Software Engineer, Production Infrastructure \& Marketplace Forecasting, 11/2021 - Present
Zone Aware Routing: Improved intra availability zone routing with ROI of $2 million.
- Reduced inter-AZ production traffic by 40%, saving $2M annually on data transfer costs.
- Migrated 1,416 microservices serving 500K+ requests/second to Envoy load balancing subsets.
- Deprecated error prone load balancing components in favor of configuring load balancing subsets in Envoy.
- Wrote design spec and grafana/kibana dashboards. Communicated with customer teams to debug load balancing edge cases.
Demand Forecasting Improvements: Scaled ML pipeline to support 30x increase in model granularity for marketplace pricing.

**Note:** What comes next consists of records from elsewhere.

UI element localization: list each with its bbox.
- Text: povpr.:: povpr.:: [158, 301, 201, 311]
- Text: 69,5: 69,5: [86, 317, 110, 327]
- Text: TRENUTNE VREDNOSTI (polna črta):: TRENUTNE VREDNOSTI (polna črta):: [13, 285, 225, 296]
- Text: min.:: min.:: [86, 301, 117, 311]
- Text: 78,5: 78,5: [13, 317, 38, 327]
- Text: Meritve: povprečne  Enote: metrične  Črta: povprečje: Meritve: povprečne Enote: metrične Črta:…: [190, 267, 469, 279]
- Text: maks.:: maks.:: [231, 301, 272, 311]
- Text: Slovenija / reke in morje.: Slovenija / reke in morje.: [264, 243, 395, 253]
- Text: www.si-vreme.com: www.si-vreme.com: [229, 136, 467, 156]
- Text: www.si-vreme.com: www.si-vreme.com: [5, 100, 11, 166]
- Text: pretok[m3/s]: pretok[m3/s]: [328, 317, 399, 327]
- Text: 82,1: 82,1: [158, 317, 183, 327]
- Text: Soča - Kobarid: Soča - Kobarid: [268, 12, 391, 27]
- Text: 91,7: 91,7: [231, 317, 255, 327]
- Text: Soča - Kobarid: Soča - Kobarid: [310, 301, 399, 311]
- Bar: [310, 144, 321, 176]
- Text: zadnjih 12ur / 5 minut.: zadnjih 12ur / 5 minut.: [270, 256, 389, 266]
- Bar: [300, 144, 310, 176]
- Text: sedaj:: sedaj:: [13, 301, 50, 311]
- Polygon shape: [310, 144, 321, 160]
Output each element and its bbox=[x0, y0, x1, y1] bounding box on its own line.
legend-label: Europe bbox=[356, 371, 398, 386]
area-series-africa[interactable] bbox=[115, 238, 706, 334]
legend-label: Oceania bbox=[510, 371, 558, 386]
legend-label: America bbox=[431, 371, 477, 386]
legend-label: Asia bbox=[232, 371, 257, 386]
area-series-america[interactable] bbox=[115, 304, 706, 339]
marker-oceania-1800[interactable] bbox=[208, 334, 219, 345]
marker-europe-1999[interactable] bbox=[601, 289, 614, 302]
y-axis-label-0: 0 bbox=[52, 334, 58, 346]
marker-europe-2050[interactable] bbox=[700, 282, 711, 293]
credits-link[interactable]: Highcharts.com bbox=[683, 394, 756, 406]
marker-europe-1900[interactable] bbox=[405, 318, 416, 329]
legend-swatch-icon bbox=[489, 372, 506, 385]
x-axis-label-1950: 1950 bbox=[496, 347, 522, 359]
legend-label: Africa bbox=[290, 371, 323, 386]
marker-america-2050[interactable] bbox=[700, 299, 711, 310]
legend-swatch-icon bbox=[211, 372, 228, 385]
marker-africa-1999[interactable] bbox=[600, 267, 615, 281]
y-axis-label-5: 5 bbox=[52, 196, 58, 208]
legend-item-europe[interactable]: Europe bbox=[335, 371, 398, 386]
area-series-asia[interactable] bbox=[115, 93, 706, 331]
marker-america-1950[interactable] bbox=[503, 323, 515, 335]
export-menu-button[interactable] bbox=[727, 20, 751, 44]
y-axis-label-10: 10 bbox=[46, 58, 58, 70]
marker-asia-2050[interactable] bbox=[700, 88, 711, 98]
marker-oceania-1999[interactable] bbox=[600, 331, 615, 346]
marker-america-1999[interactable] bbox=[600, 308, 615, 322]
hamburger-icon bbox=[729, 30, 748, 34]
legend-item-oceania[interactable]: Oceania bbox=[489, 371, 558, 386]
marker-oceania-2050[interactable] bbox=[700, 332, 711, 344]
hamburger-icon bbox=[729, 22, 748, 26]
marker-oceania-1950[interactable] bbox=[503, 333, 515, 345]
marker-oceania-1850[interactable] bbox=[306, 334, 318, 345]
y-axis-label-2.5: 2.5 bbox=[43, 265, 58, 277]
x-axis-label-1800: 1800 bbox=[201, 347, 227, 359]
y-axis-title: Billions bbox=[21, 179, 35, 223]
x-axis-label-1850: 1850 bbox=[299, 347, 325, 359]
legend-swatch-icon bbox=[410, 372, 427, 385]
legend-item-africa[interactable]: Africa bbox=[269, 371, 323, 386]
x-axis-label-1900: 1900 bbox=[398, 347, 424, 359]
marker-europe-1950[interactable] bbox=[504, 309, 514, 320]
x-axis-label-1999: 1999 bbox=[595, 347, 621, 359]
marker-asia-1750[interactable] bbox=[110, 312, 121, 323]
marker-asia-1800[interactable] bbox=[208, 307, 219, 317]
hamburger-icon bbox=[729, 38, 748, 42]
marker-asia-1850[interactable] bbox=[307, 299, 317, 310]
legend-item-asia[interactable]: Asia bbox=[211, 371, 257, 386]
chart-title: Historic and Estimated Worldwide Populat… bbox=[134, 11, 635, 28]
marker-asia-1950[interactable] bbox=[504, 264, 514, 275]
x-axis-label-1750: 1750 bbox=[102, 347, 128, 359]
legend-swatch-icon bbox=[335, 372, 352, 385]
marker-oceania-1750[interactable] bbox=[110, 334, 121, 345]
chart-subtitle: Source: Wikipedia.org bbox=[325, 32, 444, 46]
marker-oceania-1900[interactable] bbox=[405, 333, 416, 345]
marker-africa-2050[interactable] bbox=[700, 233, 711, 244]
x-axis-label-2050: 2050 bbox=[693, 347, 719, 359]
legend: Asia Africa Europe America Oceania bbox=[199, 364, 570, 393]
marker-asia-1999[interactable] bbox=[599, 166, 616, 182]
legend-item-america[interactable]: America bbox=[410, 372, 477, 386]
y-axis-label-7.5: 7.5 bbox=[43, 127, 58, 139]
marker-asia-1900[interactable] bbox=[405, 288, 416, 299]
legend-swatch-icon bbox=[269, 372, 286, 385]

- Implemented compression and pruning across data pipeline, reducing over-the-network bandwidth by 80%.
- Collaborated with data scientists to validate model performance, ensuring accuracy (MAPE < 10%) throughout pipeline optimization.

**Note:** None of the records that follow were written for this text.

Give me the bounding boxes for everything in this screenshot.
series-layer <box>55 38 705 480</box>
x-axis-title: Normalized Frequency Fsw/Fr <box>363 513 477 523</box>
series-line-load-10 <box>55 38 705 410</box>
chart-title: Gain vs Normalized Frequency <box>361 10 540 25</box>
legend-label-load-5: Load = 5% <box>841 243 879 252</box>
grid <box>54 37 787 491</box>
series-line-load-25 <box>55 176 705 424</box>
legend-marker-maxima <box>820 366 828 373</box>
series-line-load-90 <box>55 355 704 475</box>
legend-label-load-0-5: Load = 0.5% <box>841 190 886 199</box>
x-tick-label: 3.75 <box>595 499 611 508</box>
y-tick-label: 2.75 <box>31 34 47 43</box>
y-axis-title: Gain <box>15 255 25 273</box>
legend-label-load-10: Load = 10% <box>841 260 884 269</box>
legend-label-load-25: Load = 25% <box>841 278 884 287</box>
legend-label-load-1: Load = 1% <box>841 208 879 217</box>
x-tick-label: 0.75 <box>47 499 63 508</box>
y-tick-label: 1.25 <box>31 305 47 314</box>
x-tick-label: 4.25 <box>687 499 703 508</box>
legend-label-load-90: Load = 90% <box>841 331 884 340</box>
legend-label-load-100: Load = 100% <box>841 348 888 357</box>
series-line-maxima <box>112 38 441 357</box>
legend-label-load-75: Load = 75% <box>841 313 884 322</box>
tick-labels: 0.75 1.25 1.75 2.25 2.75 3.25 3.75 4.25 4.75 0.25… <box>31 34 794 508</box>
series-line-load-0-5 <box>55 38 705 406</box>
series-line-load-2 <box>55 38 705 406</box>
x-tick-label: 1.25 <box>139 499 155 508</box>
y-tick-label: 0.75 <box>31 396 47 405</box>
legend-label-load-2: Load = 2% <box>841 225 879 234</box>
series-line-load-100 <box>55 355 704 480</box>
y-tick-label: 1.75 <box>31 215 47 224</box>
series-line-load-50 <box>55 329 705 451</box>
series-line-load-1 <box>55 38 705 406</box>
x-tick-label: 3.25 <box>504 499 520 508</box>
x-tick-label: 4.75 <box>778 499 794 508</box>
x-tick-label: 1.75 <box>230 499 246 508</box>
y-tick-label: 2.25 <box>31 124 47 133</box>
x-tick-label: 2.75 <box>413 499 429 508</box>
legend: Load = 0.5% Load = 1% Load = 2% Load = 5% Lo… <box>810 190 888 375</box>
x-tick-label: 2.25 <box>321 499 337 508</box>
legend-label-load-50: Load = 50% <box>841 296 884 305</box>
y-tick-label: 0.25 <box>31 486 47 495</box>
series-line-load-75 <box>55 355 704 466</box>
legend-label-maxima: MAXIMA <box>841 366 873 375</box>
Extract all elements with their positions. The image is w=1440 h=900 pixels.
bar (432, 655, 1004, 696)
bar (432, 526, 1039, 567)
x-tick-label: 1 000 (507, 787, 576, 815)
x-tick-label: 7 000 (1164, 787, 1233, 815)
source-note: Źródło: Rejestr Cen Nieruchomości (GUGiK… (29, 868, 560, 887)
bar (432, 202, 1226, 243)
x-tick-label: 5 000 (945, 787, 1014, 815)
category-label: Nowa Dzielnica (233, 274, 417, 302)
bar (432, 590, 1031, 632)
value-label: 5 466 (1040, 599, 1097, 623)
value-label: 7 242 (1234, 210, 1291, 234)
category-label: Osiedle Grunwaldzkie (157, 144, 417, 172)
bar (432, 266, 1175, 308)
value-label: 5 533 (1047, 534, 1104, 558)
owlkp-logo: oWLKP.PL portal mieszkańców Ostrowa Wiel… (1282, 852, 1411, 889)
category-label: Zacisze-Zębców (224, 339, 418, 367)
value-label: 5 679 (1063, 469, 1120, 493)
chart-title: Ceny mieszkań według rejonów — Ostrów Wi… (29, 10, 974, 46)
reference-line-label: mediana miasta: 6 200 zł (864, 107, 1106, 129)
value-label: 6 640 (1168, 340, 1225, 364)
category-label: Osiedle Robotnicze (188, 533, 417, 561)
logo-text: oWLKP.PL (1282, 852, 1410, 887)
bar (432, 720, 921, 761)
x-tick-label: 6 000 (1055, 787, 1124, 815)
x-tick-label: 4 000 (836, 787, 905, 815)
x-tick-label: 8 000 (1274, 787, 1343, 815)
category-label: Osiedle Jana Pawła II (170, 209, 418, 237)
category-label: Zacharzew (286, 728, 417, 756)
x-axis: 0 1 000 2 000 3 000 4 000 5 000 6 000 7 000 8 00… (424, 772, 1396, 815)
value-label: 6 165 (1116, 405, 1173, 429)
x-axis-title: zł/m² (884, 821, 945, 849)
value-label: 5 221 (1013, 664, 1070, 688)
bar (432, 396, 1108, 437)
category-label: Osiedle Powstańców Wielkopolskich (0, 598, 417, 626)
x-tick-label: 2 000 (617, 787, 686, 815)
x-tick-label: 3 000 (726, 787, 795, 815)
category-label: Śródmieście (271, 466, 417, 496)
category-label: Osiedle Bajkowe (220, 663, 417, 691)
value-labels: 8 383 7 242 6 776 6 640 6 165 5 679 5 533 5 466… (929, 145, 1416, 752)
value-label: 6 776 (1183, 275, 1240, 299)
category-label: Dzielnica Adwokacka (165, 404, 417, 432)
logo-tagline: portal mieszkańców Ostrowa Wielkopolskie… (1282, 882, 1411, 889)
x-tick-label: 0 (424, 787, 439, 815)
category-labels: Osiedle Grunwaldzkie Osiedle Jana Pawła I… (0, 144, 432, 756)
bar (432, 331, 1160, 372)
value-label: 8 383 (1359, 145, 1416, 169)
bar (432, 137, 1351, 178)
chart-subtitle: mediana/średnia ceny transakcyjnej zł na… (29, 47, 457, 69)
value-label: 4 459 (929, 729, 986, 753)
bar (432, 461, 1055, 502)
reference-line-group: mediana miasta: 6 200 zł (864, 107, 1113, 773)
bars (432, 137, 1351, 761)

- Implemented model inference handlers managing data processing, imputation, and post-inference aggregation.
No More Yaml (NoMoYa): Decreased time-to-deploy networking settings from 15 minutes to less than 30 seconds.

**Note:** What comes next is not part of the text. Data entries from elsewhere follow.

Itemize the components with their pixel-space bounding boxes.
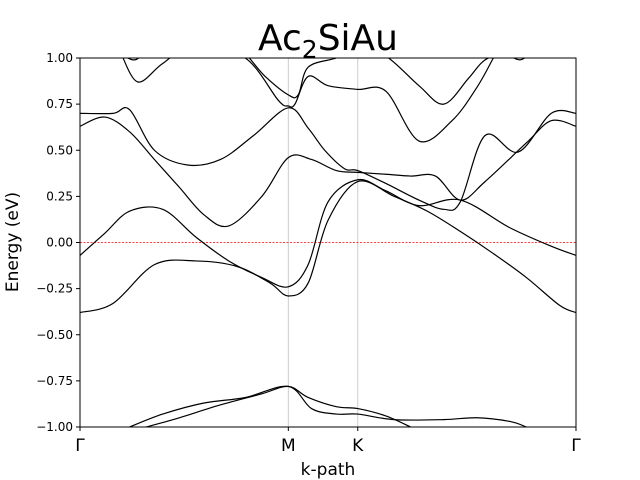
band-line-9 — [145, 385, 411, 427]
y-tick-label: 0.75 — [46, 97, 73, 111]
y-tick-label: −0.25 — [36, 282, 73, 296]
y-tick-label: −0.50 — [36, 328, 73, 342]
x-tick-label-3: Γ — [571, 436, 581, 456]
band-line-6 — [126, 58, 490, 105]
y-axis-label: Energy (eV) — [3, 192, 23, 292]
y-tick-label: −0.75 — [36, 374, 73, 388]
band-line-4 — [80, 106, 576, 211]
x-tick-label-2: K — [352, 436, 364, 456]
x-tick-label-0: Γ — [75, 436, 85, 456]
y-tick-label: 1.00 — [46, 51, 73, 65]
band-line-8 — [129, 385, 527, 427]
band-line-1 — [80, 180, 576, 314]
chart-title-base: Ac — [258, 18, 302, 59]
y-tick-label: −1.00 — [36, 420, 73, 434]
y-tick-label: 0.25 — [46, 189, 73, 203]
band-line-2 — [80, 178, 576, 288]
chart-title-subscript: 2 — [302, 35, 318, 64]
x-tick-label-1: M — [281, 436, 296, 456]
chart-title-rest: SiAu — [318, 18, 398, 59]
y-tick-label: 0.00 — [46, 236, 73, 250]
band-line-7 — [512, 58, 526, 61]
y-axis: −1.00 −0.75 −0.50 −0.25 0.00 0.25 0.50 0.75 1.00 — [36, 51, 80, 434]
x-axis-label: k-path — [301, 460, 356, 480]
band-line-3 — [80, 116, 576, 228]
band-series-group — [80, 58, 576, 427]
y-tick-label: 0.50 — [46, 143, 73, 157]
chart-title: Ac2SiAu — [258, 18, 398, 64]
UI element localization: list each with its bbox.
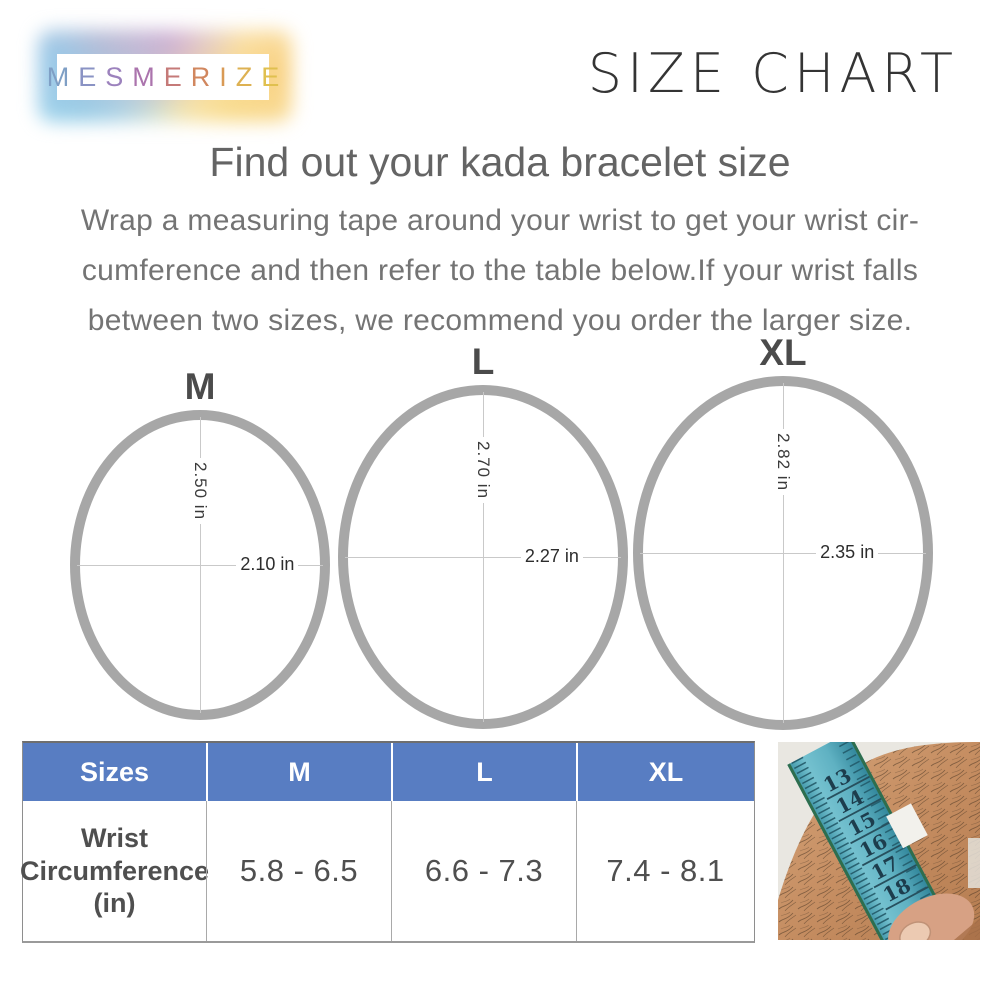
brand-letter: E	[78, 61, 106, 92]
bracelet-diagram-l: L 2.70 in 2.27 in	[338, 343, 628, 729]
brand-letter: Z	[235, 61, 262, 92]
background-strip-right	[968, 838, 980, 888]
vertical-measurement-label: 2.50 in	[189, 457, 211, 524]
brand-logo: MESMERIZE	[38, 30, 292, 122]
brand-letters: MESMERIZE	[38, 61, 289, 92]
vertical-measurement-label: 2.70 in	[472, 437, 494, 504]
brand-letter: M	[132, 61, 164, 92]
bracelet-diagram-m: M 2.50 in 2.10 in	[70, 368, 330, 720]
horizontal-measurement-label: 2.35 in	[816, 542, 879, 564]
bracelet-diagram-xl: XL 2.82 in 2.35 in	[633, 334, 933, 730]
table-row-label: Wrist Circumference (in)	[19, 823, 210, 919]
brand-letter: I	[219, 61, 236, 92]
table-cell: 5.8 - 6.5	[206, 801, 391, 941]
intro-text: Wrap a measuring tape around your wrist …	[80, 204, 920, 337]
vertical-measurement-label: 2.82 in	[772, 429, 794, 496]
brand-letter: E	[163, 61, 191, 92]
horizontal-axis-line	[77, 565, 323, 566]
wrist-measuring-photo: 13 14 15 16 17 18	[778, 742, 980, 940]
table-header-cell: M	[206, 743, 391, 801]
brand-letter: R	[190, 61, 220, 92]
horizontal-axis-line	[640, 553, 926, 554]
brand-letter: M	[46, 61, 79, 92]
brand-letter: E	[261, 61, 289, 92]
table-cell: 6.6 - 7.3	[391, 801, 576, 941]
section-heading: Find out your kada bracelet size	[209, 139, 791, 185]
table-cell: 7.4 - 8.1	[576, 801, 754, 941]
horizontal-measurement-label: 2.27 in	[520, 546, 583, 568]
bracelet-ring: 2.70 in 2.27 in	[338, 385, 628, 729]
circle-size-label: L	[471, 341, 495, 382]
tape-tag	[886, 803, 928, 849]
circle-size-label: M	[184, 366, 216, 407]
table-header-row: Sizes M L XL	[23, 743, 754, 801]
thumb	[888, 893, 975, 940]
logo-box: MESMERIZE	[47, 54, 279, 100]
bracelet-ring: 2.50 in 2.10 in	[70, 410, 330, 720]
table-header-cell: L	[391, 743, 576, 801]
table-header-cell: XL	[576, 743, 754, 801]
brand-letter: S	[105, 61, 133, 92]
table-header-cell: Sizes	[23, 743, 206, 801]
horizontal-axis-line	[345, 557, 621, 558]
size-table: Sizes M L XL Wrist Circumference (in) 5.…	[19, 741, 755, 943]
bracelet-ring: 2.82 in 2.35 in	[633, 376, 933, 730]
finger-shadow	[954, 918, 980, 940]
horizontal-measurement-label: 2.10 in	[236, 554, 299, 576]
table-body-row: Wrist Circumference (in) 5.8 - 6.5 6.6 -…	[19, 801, 754, 941]
circle-size-label: XL	[759, 332, 807, 373]
page-title: SIZE CHART	[587, 42, 958, 105]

- Implemented new configuration API server (GoLang) and user interface (TypeScript + React) handling circuit breakers, health check endpoints, traffic migrations, and network dependency allow lists.
- Improved team operations through self-service SEV mitigation, preventing context switching from team members.
Control Plane Backend Sharding: Collaborated with tech lead to simplify endpoint discovery.
- Transitioned from leader-elected writers to independent writers, enhancing service reliability and simplifying the deployment pipeline.
- Implemented new data layer on control plane frontend and backend with 0 downtime, and a 99.95% mesh availability SLA.
- Parallelized service discovery queue reducing endpoint query latency by roughly 50%.
Operations \& Leadership
- Part of interview revamp working group. Developing new interview standards to address changes in the interview space related to LLMs.
- Participated in debugging and mitigating more than 100 incidents through analyzing various kibana and prometheus queries, and SSHing into hosts themselves to validate networking components.
- Performed technical deep dives on load balancing, did 30+ candidate interviews, actively participated in team planning, and acted as mentor for both interns and new-hires.